Pre operative EEG findings, both ictal and interictal as predictors of outcome have been evaluated in several reports., There is a good deal of experimental evidence to support the view that if a certain area always generated the interictal spikes, that area probably also generates the habitual seizures. Numerous clinical reports have also been published suggesting that this assumption may be false.,, The study of Dodrill et al identified a highly localised interictal scalp EEG focus as a predictor of outcome. In our study we found that the scalp EEG used in association with semi invasive EEG (for temporal lobe epilepsy) localised the epileptiform abnormality strictly to one lobe, which was also a predictor of outcome.
Perioperative Factors : Irrespective of the mode of anaesthesia, ECoG can be used to `tailor' the resection as is frequently done in many centres. The surgeons at Montreal Neurological Institute tended to `chase spikes' on the lateral cortical margins of resections. They noted the interesting phenomenon of `activation by partial excision'. Areas that were quiet on the first ECOG sometimes became active after resection of the temporal tissue. Bengzon et al correlated the presence of these persistent ECoG abnormalities with a less favourable outcome. Gloor stated that the relationship of persistent spiking and adverse outcome is `of a statistical nature and the predictive value of the post excision electrocorticogram for a given individual patient is relative'. Falconer's group also felt that post excision spikes did not correlate with adverse outcome as long as the main discharges had been anterior. The study of Wyllie et al recently showed no correlation between spikes on the post excision ECoG and less favourable outcome. We follow the policy of tailoring the resection based on the ECoG and cortical stimulation or evoked potential mapping. Any residual spikes are then resected if possible without incurring unacceptable deficits. In our study we found that the post excision persistent spikes did adversely influence the outcome.

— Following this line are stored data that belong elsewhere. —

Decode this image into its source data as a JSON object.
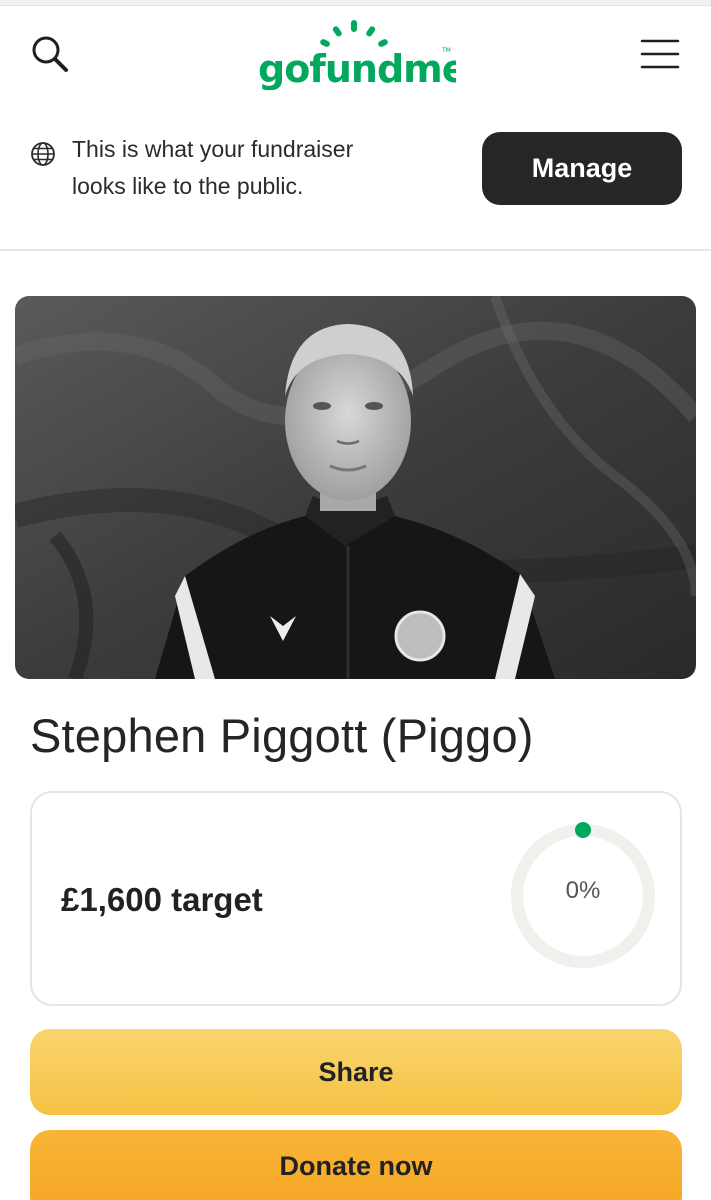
{
  "header": {
    "logo_text": "gofundme",
    "logo_color": "#02a95c"
  },
  "banner": {
    "message": "This is what your fundraiser looks like to the public.",
    "manage_label": "Manage"
  },
  "fundraiser": {
    "title": "Stephen Piggott (Piggo)",
    "target_text": "£1,600 target",
    "progress_text": "0%",
    "progress_fraction": 0,
    "progress_color": "#02a95c"
  },
  "actions": {
    "share_label": "Share",
    "donate_label": "Donate now"
  }
}
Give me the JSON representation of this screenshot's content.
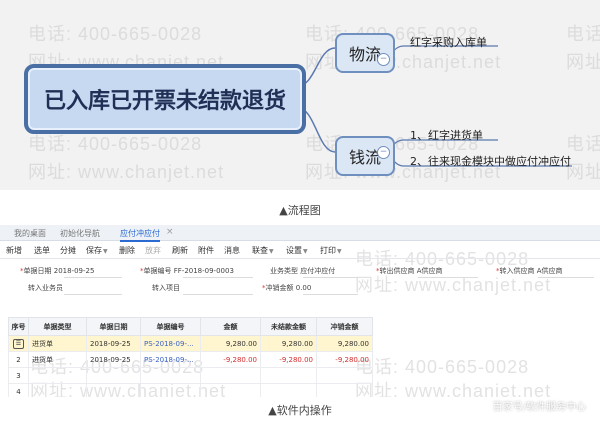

Surgery for intractable non tumoural epilepsy in this study yielded total or near total seizure control in 53% of patients and 20% had a worthwhile improvement. The fact that factors like mental retardation and pre operative scalp EEG influence seizure outcome, underscores the need for careful case selection for surgery, when the limits of medical management for epilepsy have been reached. Electrocorticography is a useful means to `tailor' the resection in focal onset epilepsy and post excision spikes should be `chased' as it has been shown that residual post excision spikes adversely influence the outcome. As health care economics assumes greater importance in medicine, there is a need to define the relative costs and benefits of epilepsy surgery to the individual and society. Changes in social functioning, employment status and quality of life after epilepsy surgery need to be more carefully studied.